Metformin Molecular Model
The observation also prompted a caveat about metformin. “Our results suggest that care should be taken when prescribing metformin to patients with BRAF-mutant melanoma, as it could potentially worsen their disease,” said Marais, director of the Paterson Institute for Cancer Research in Manchester, England, in a statement from the AACR meeting.
The caveat came from the mixed signals produced by a series of laboratory studies. Investigators evaluated the effects of metformin in BRAF-mutant and NRAS-mutant melanoma cells. They found that metformin inhibited growth of NRAS-mutant cells by 68% to 100%, but had no effect on BRAF-mutant cells. More than half of all melanomas have BRAF mutations. Marais and colleagues subsequently found that metformin also upregulates vascular endothelial growth factor (VEGF)-A.
The key to the disparate findings proved to be ribosomal S6 kinase (RSK), which is activated in BRAF-mutant melanoma. In contrast, NRAS-mutant melanoma has low RSK activity. Bevacizumab blocked VEGF-A and depleted or inhibited RSK in BRAF-mutant melanoma cells, making the cells sensitive to the antitumor effects of metformin.
Evidence from another preclinical study suggested that metformin might also have a role in treating or preventing head and neck squamous cell carcinoma (HNSCC).3 The key target in the study was mammalian target of rapamycin complex 1 (mTORC1), which was recently identified as a signaling pathway in HNSCC.
Metformin entered the picture because of its recognized stimulatory effect on AMP-activated protein kinase (AMPK) signaling. Boosting AMPK signaling has an inhibitory effect on mTORC1, providing a rationale for metformin in HNSCC, NIH researcher J. Silvio Gutkind, PhD, and coauthors reported in Cancer Prevention Research.
In tests involving HNSCC cells, the investigators showed that metformin inhibited mTORC1 activity by AMPK-dependent and independent mechanisms.

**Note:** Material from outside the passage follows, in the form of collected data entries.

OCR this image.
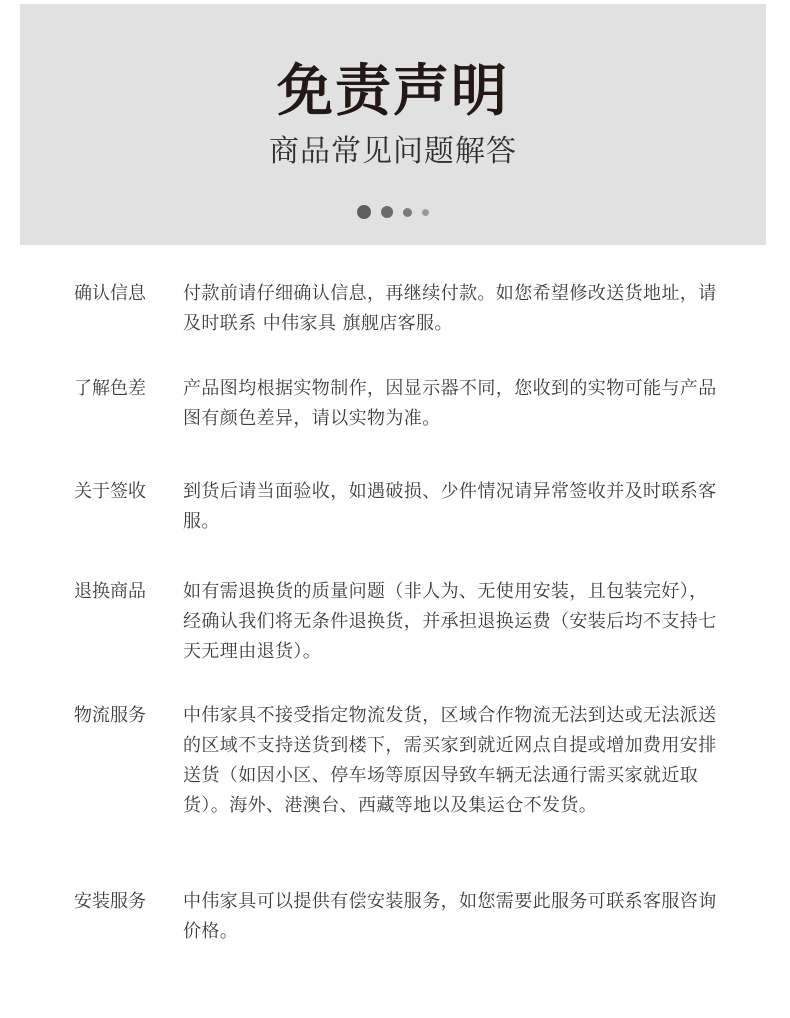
免责声明
商品常见问题解答
确认信息	付款前请仔细确认信息，再继续付款。如您希望修改送货地址，请及时联系 中伟家具 旗舰店客服。
了解色差	产品图均根据实物制作，因显示器不同，您收到的实物可能与产品图有颜色差异，请以实物为准。
关于签收	到货后请当面验收，如遇破损、少件情况请异常签收并及时联系客服。
退换商品	如有需退换货的质量问题（非人为、无使用安装，且包装完好），经确认我们将无条件退换货，并承担退换运费（安装后均不支持七天无理由退货）。
物流服务	中伟家具不接受指定物流发货，区域合作物流无法到达或无法派送的区域不支持送货到楼下，需买家到就近网点自提或增加费用安排送货（如因小区、停车场等原因导致车辆无法通行需买家就近取货）。海外、港澳台、西藏等地以及集运仓不发货。
安装服务	中伟家具可以提供有偿安装服务，如您需要此服务可联系客服咨询价格。
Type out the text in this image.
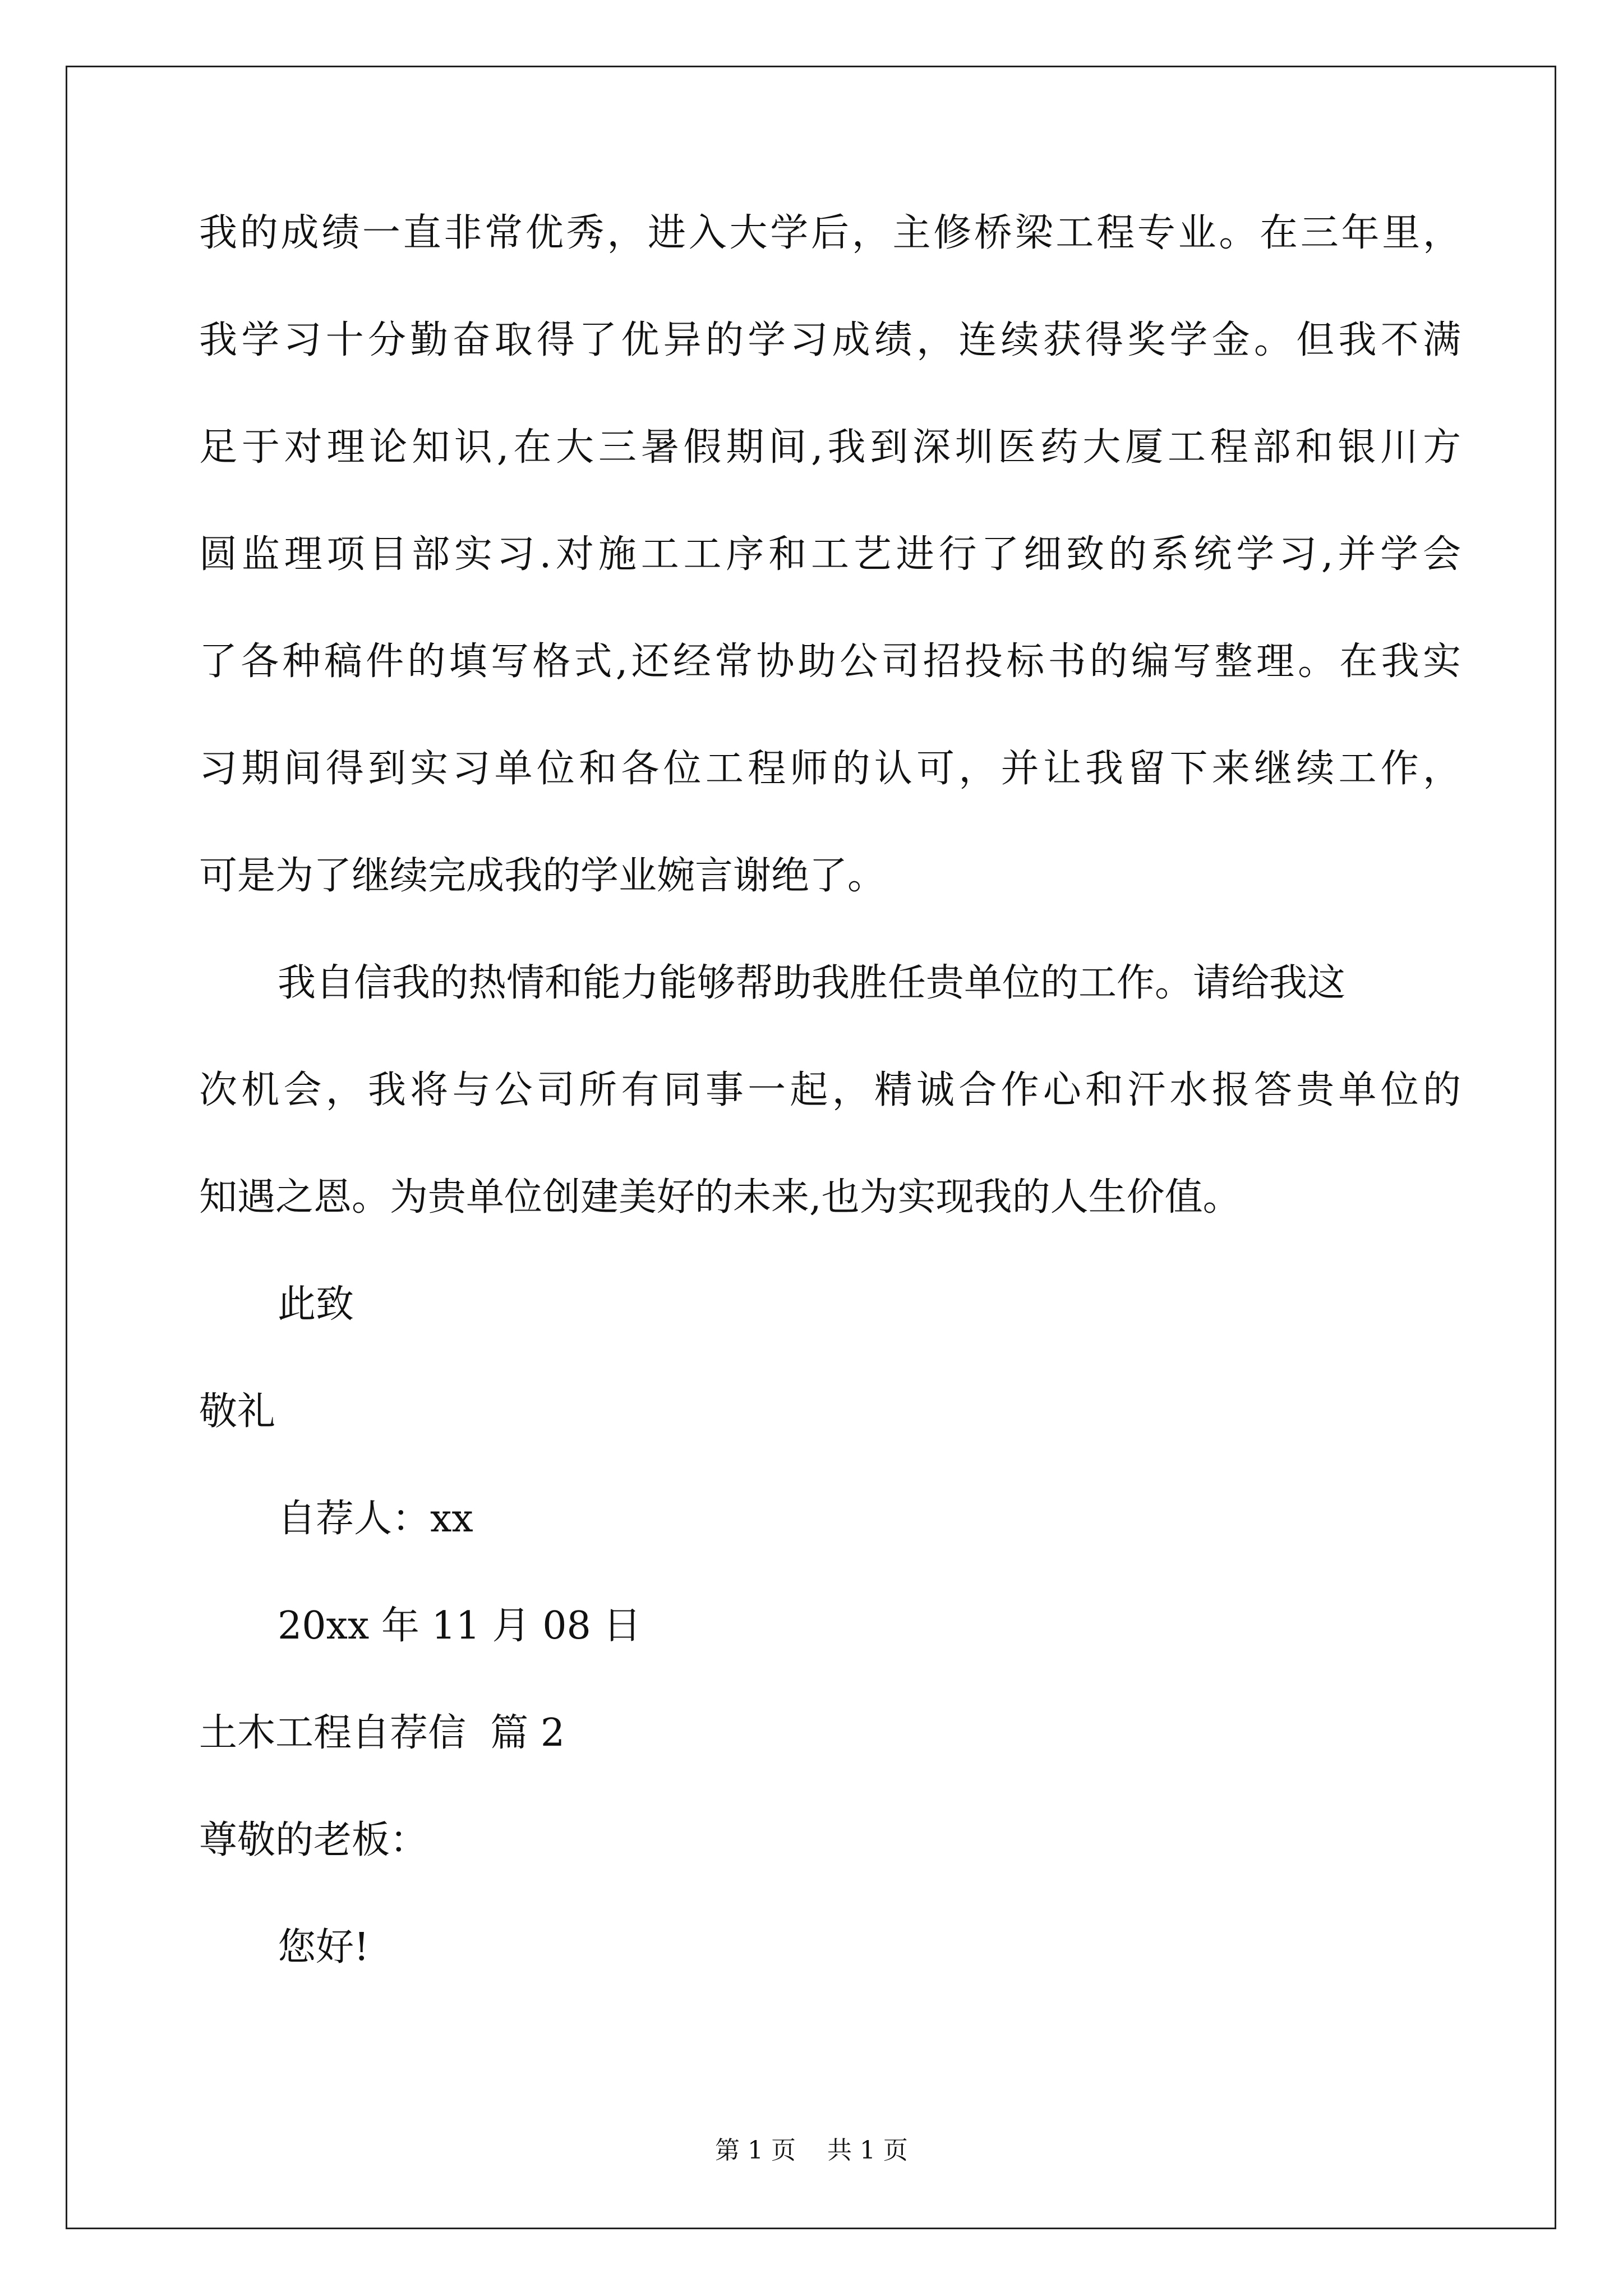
我的成绩一直非常优秀，进入大学后，主修桥梁工程专业。在三年里，
我学习十分勤奋取得了优异的学习成绩，连续获得奖学金。但我不满
足于对理论知识,在大三暑假期间,我到深圳医药大厦工程部和银川方
圆监理项目部实习.对施工工序和工艺进行了细致的系统学习,并学会
了各种稿件的填写格式,还经常协助公司招投标书的编写整理。在我实
习期间得到实习单位和各位工程师的认可，并让我留下来继续工作，
可是为了继续完成我的学业婉言谢绝了。
我自信我的热情和能力能够帮助我胜任贵单位的工作。请给我这
次机会，我将与公司所有同事一起，精诚合作心和汗水报答贵单位的
知遇之恩。为贵单位创建美好的未来,也为实现我的人生价值。
此致
敬礼
自荐人：xx
20xx 年 11 月 08 日
土木工程自荐信  篇 2
尊敬的老板：
您好!
第 1 页    共 1 页
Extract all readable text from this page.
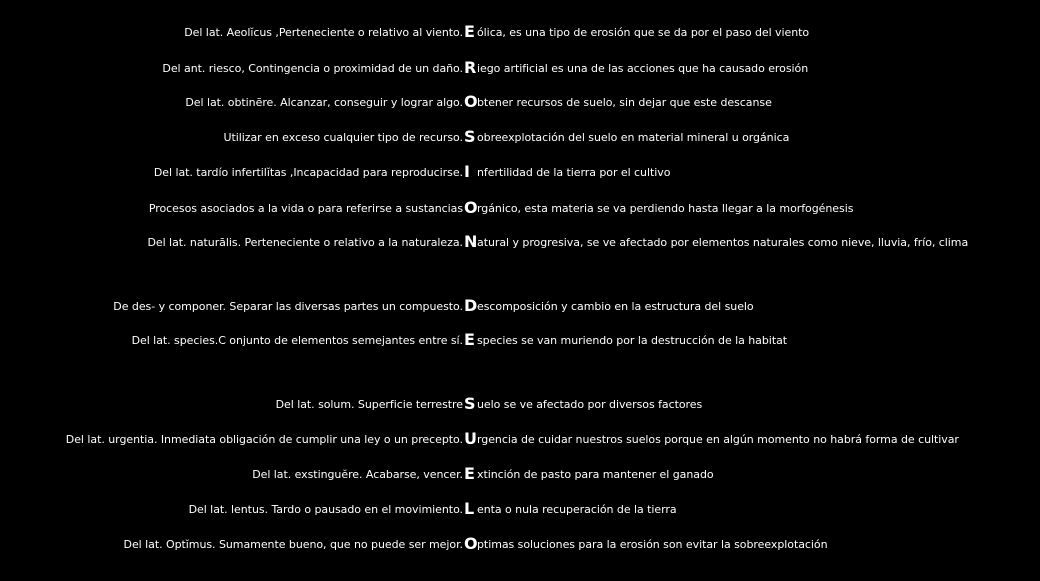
Del lat. Aeolĭcus ,Perteneciente o relativo al viento. E ólica, es una tipo de erosión que se da por el paso del viento
Del ant. riesco, Contingencia o proximidad de un daño. R iego artificial es una de las acciones que ha causado erosión
Del lat. obtinēre. Alcanzar, conseguir y lograr algo. O btener recursos de suelo, sin dejar que este descanse
Utilizar en exceso cualquier tipo de recurso. S obreexplotación del suelo en material mineral u orgánica
Del lat. tardío infertilĭtas ,Incapacidad para reproducirse. I nfertilidad de la tierra por el cultivo
Procesos asociados a la vida o para referirse a sustancias O rgánico, esta materia se va perdiendo hasta llegar a la morfogénesis
Del lat. naturālis. Perteneciente o relativo a la naturaleza. N atural y progresiva, se ve afectado por elementos naturales como nieve, lluvia, frío, clima
De des- y componer. Separar las diversas partes un compuesto. D escomposición y cambio en la estructura del suelo
Del lat. species.C onjunto de elementos semejantes entre sí. E species se van muriendo por la destrucción de la habitat
Del lat. solum. Superficie terrestre S uelo se ve afectado por diversos factores
Del lat. urgentia. Inmediata obligación de cumplir una ley o un precepto. U rgencia de cuidar nuestros suelos porque en algún momento no habrá forma de cultivar
Del lat. exstinguĕre. Acabarse, vencer. E xtinción de pasto para mantener el ganado
Del lat. lentus. Tardo o pausado en el movimiento. L enta o nula recuperación de la tierra
Del lat. Optĭmus. Sumamente bueno, que no puede ser mejor. O ptimas soluciones para la erosión son evitar la sobreexplotación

Using a mouse model of oralspecific carcinogenesis (a precursor to HNSCC), they found that metformin inhibited mTORC1 in the basal proliferating epithelial layer of premalignant lesions.
“Remarkably, metformin prevented the development of HNSCC by reducing significantly the size and number of carcinogen-induced oral tumoral lesions and by preventing their spontaneous conversion to squamous-cell carcinoma,” Gutkind, chief of Oral and Pharyngeal Cancer at the National Institute of Dental and Craniofacial Research, and coauthors wrote in their conclusion. “Collectively, our data underscore the potential clinical benefits of using metformin as a targeted chemopreventive agent in the control of HNSCC development and progression.”
Lastly, biochemist Geoffrey D. Girnun, PhD, and colleagues at the University of Maryland in Baltimore reported that metformin blocked tumor development in a mouse model of liver cancer.4 Epidemiologic evidence had shown that patients with diabetes have an increased risk of hepatocellular carcinoma (HCC), which is reduced in patients treated with metformin, according to the researchers.
In contrast to the study by Gutkind et al, Girnun and colleagues found that metformin did not increase AMPK activation, but instead decreased expression of lipogenic enzymes and lipogenesis, known contributors to liver cancer.
In metformin-resistant states, restoration of lipogenic gene expression by ectopic expression of transcription factor SREBP1c restored metforminmediated growth inhibition.
“This mechanism of action suggests that metformin may also be useful for patients with other disorders associated with HCC in which increased lipid synthesis is observed,” the authors wrote in conclusion. “As a whole, these studies show that metformin prevents HCC and that metformin should be evaluated as a preventive agent for HCC in readily identifiable at-risk patients.”